もちろん、子どもの性格によっても褒め方には工夫が必要です。お勧めなのは、親同士が子どもの前で、「きょう、○○君(ちゃん)、○○ができるようになったよ。すごいね」「学校の先生から褒められたよ」などと、良いところを話し合うこと。自分の良い点を「伝え聞くこと」は、とても効果が高いことが分かっています。
■「ダメな」理由は短く伝える
言葉だけで記を付けたいのは、「~はやめて」「~はダメ」といった否定や禁止。子どもからすると、何がダメなのかよくわからない場合が多く、親のイライラだけが伝わってくるケースが少なくはありません。これだと子どもは自分が否定されたように感じます。伝え方には工夫が必要。否定や禁止を伝える時は、「~だからやめてね」と短い言葉で理由を付けることを意識しましょう。
■怒りをコントロールする工夫を
日常生活では、ストレスがたまって感情的になってしまうことはよくあるもの。ストレスがたまって感情的に怒鳴ってしまうことはよくあるもの。ストレスがたまれば、誰でも他社への共感能力が落ちます。ストレスがたまらないように周囲の助けを借りることがとても大事です。子育ては一人で行うものではなく、助け合いながらするものですから。

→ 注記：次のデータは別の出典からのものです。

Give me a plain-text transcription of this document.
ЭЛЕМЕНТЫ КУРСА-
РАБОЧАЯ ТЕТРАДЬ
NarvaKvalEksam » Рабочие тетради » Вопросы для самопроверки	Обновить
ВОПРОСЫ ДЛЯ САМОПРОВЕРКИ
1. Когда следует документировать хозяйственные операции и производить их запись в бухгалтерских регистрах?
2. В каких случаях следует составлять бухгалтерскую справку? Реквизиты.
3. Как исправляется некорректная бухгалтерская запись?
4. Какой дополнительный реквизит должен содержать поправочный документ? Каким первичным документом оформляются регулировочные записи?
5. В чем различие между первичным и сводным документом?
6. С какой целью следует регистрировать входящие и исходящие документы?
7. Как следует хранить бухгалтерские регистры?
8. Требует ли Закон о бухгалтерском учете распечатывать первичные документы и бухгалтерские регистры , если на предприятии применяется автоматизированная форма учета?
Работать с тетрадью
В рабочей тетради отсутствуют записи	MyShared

また、感情的に子どもに当たらないようにするためには、アンガーマネジメント(怒りをコントロールする方法)を学ぶとよいと思います。さまざまな著作で紹介されていると思いますが、怒りはある一定の限度を超えると自分でもコントロールが難しくなります。怒りが沸点に達して爆発しそうだと思ったら、気持ちをクールダウンさせるために、「数を数える」「意識していったん深呼吸をする」「今いる場所からとりあえず距離を置いて一人になってみる」などを心掛けることも大切です。
■言いすぎたらスキンシップ
もしも厳しく怒鳴りすぎたり、言いすぎたりしてしまったら、「スキンシップ」をしましょう。手をつないだり、抱っこしたりすることで、子どもはぬくもりに包まれて気持ちが和らぎ、安心感を得られます。しかも、スキンシップの恩恵を受けるのは子どもだけではありません。大人もスキンシップをする事で脳が活性化し、「オキシトシン」というホルモンが分泌され、穏やかな気持ちになることができます。オキシトシンは、恐怖を抑え、穏やかで愛情に満ちた気持ちにさせる機能があるのです。
子どもに言い過ぎてしまった時こそ、スキンシップを心掛けてください。